Çalışanlara eşit ve adaletli bir işlem yapmayan bu insanlara sual soracak bir devlet kuruluşu yok mu?
Bir üst yönetici yok mu bu haksızlıklara isyan edecek?
İçinde bulunulan Pandemi krizini istismar eden Onur Air başta tüm havayollarına haykıracak bir tepe yönetici arayışımızın sonuçsuz kalması Devlete olan güvenimizin sarsılmasına yol açar. Onur Air Teknik çalışanlarının bu durumu arzu etmedikleri açık ve de kabulü zorunlu olan bir gerçek. Bu güne kadar ses çıkartmadan beklemeleri bunu göstermiyor mu?

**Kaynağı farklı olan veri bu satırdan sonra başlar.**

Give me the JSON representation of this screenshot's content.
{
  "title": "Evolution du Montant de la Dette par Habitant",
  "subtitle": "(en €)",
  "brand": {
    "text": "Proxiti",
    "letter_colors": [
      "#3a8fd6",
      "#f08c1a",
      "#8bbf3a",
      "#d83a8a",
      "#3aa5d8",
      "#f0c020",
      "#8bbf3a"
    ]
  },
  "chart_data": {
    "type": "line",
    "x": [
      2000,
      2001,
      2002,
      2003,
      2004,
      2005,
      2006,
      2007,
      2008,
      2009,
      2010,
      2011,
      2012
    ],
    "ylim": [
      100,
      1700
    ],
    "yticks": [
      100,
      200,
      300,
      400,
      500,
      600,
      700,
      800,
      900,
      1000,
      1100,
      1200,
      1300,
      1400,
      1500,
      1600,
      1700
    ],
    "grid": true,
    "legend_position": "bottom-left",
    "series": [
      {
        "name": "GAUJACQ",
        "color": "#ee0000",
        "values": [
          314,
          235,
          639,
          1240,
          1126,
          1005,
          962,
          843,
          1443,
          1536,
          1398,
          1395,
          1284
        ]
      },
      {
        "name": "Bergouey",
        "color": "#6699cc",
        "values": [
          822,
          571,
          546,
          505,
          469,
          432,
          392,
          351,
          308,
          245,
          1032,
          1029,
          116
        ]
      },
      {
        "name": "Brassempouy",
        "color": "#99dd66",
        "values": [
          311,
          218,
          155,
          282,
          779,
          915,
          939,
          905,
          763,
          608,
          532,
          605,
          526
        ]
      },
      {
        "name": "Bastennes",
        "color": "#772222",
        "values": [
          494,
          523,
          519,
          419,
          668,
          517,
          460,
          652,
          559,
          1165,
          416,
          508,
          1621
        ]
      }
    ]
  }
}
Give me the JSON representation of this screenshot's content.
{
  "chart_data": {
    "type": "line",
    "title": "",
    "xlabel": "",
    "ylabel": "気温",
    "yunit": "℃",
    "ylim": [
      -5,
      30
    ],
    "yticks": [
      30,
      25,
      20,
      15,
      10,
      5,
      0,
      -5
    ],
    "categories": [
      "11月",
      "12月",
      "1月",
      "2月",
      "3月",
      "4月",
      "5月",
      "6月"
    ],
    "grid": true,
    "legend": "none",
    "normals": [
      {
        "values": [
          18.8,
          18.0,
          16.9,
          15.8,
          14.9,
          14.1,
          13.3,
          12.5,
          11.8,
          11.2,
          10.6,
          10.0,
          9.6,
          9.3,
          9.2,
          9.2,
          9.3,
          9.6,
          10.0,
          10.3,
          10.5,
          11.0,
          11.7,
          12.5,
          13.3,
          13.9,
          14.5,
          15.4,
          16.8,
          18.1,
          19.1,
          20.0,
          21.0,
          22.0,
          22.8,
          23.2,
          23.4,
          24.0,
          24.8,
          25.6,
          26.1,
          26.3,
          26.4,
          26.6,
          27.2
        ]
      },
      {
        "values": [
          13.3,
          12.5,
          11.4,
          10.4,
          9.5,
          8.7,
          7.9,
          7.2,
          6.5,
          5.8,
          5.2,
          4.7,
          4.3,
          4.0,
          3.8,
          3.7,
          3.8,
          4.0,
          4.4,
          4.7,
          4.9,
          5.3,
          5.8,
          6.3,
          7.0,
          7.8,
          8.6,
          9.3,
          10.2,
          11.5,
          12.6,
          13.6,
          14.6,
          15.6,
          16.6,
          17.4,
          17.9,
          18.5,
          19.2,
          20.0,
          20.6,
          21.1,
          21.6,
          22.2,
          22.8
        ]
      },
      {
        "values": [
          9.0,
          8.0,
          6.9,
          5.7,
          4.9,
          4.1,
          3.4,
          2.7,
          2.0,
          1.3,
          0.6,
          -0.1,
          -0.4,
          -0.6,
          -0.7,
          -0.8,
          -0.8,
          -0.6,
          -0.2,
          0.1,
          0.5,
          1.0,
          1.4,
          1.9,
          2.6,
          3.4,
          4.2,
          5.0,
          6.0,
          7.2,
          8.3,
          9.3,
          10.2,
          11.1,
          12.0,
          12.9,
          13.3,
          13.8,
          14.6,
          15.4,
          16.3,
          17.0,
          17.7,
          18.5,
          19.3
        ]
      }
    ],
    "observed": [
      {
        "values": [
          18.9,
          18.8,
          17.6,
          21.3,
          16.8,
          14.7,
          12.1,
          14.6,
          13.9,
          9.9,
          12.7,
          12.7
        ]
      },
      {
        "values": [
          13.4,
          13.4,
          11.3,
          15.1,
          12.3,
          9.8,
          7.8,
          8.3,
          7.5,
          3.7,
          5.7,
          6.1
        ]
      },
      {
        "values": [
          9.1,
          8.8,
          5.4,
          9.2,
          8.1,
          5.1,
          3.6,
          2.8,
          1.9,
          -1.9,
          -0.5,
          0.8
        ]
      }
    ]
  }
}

Kuzum saygıdeğer Onur yöneticileri hele bir söylesenize ONS harfleri bir araya gelince size ne ifade ediyor? Bir anlamı var mı? Yoksa bunu da insanlara biz mi anlatalım?
Evet, lafa geldi mi kalp herkeste var. Vicdan ise herkese nasip olmuyor. Sözüm size Onur Air ve Onur Teknik Yöneticileri. Bilmem anladınız mı?